Italian artist Yossi Loloi said that criticism of his photographs of obese women had driven him to not give up his Full Beauty Project.

Loloi began the project in 2006 claiming he had always been fascinated with overweight women. He met models at events across the US that promoted size acceptance, as well as from the Big Beautiful Women community.

"I didn't have to do anything special to entice them into participating," he told Newsweek. "When your idea matches someone's belief, it just happens."

Loloi says he focused on women's "fullness and femininity" in a protest against discrimination promoted by the media and society.

But critics of his work said he was promoting an extremely unhealthy lifestyle. His models weigh between 350lbs and 600lbs (160-270kg) and many are morbidly obese.

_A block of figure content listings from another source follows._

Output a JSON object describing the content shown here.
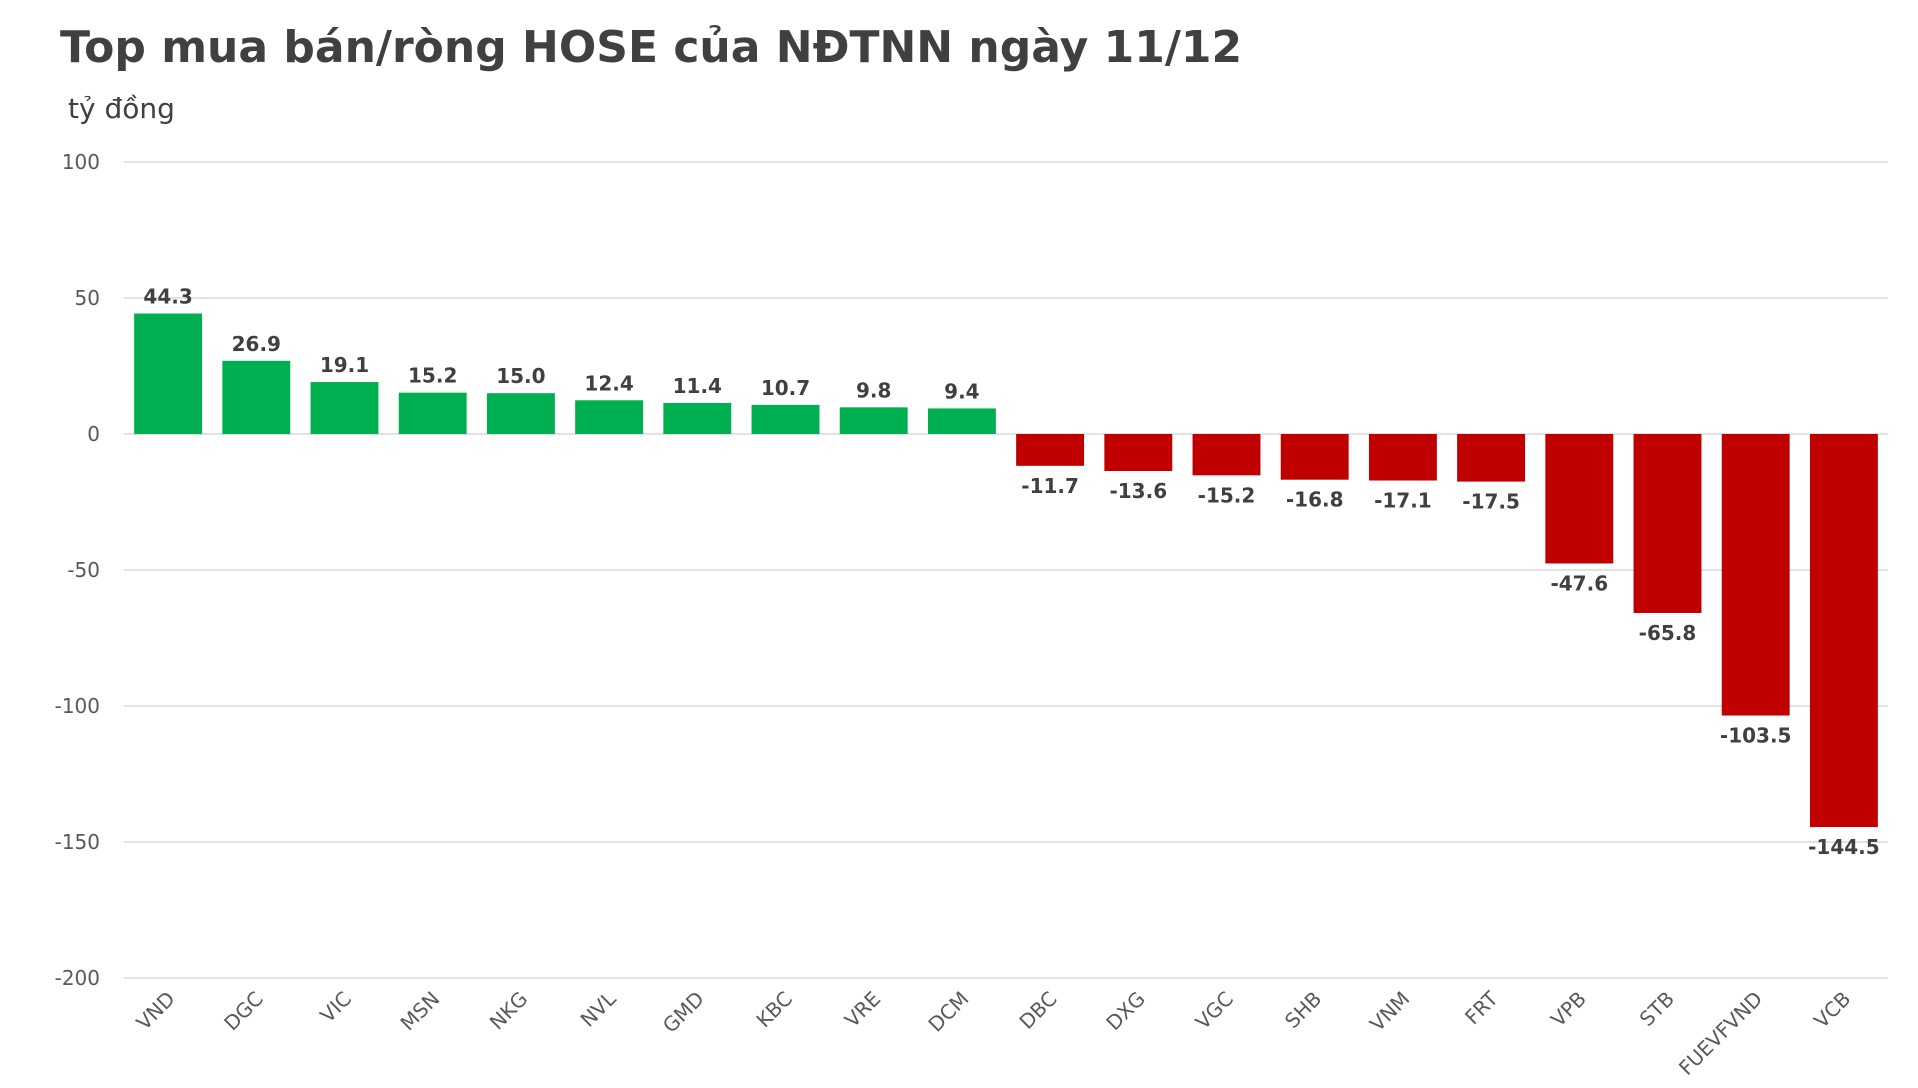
{
  "chart_data": {
    "type": "bar",
    "title": "Top mua bán/ròng HOSE của NĐTNN ngày 11/12",
    "ylabel": "tỷ đồng",
    "ylim": [
      -200,
      100
    ],
    "yticks": [
      100,
      50,
      0,
      -50,
      -100,
      -150,
      -200
    ],
    "ytick_labels": [
      "100",
      "50",
      "0",
      "-50",
      "-100",
      "-150",
      "-200"
    ],
    "grid": true,
    "categories": [
      "VND",
      "DGC",
      "VIC",
      "MSN",
      "NKG",
      "NVL",
      "GMD",
      "KBC",
      "VRE",
      "DCM",
      "DBC",
      "DXG",
      "VGC",
      "SHB",
      "VNM",
      "FRT",
      "VPB",
      "STB",
      "FUEVFVND",
      "VCB"
    ],
    "values": [
      44.3,
      26.9,
      19.1,
      15.2,
      15.0,
      12.4,
      11.4,
      10.7,
      9.8,
      9.4,
      -11.7,
      -13.6,
      -15.2,
      -16.8,
      -17.1,
      -17.5,
      -47.6,
      -65.8,
      -103.5,
      -144.5
    ],
    "value_labels": [
      "44.3",
      "26.9",
      "19.1",
      "15.2",
      "15.0",
      "12.4",
      "11.4",
      "10.7",
      "9.8",
      "9.4",
      "-11.7",
      "-13.6",
      "-15.2",
      "-16.8",
      "-17.1",
      "-17.5",
      "-47.6",
      "-65.8",
      "-103.5",
      "-144.5"
    ],
    "colors": {
      "positive": "#00b050",
      "negative": "#c00000",
      "grid": "#d9d9d9"
    }
  }
}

In the US, over a third of adults are considered obese and one in five deaths are linked to being extremely overweight.

Loloi, 37, said: "Women of size have always fascinated me. I had a very strong drive to show something that normally people don't get to see. I like the serenity of the models I portrayed and to me their shapes are the most interesting thing I have seen in my life.

"The women depicted are targets of societal backlash, but they are strong. They fight for acceptance in a world that doesn't approve of the slightest bulging of a love handle, let alone morbid obesity or the possibility that some people find beauty in all those things women spend thousands of dollars on every year trying to erase.

"The more people accuse me of promoting fat, the more I understand that there is more work to be done to remind people that we are beautiful because we are different. Why is showing a nude fat women labelled a provocation, but seeing a 'fit' model nude on a magazine is not?"

Explaining the project on his website, Loloi said he sees larger women as a "different form of beauty".

"There are several ways to what is perceived as beauty, it is not measurable and has not got a standard size," he said. "I photograph my models nude and serene, to create a comfortable, proud and constructive representation of themselves in front of the viewer.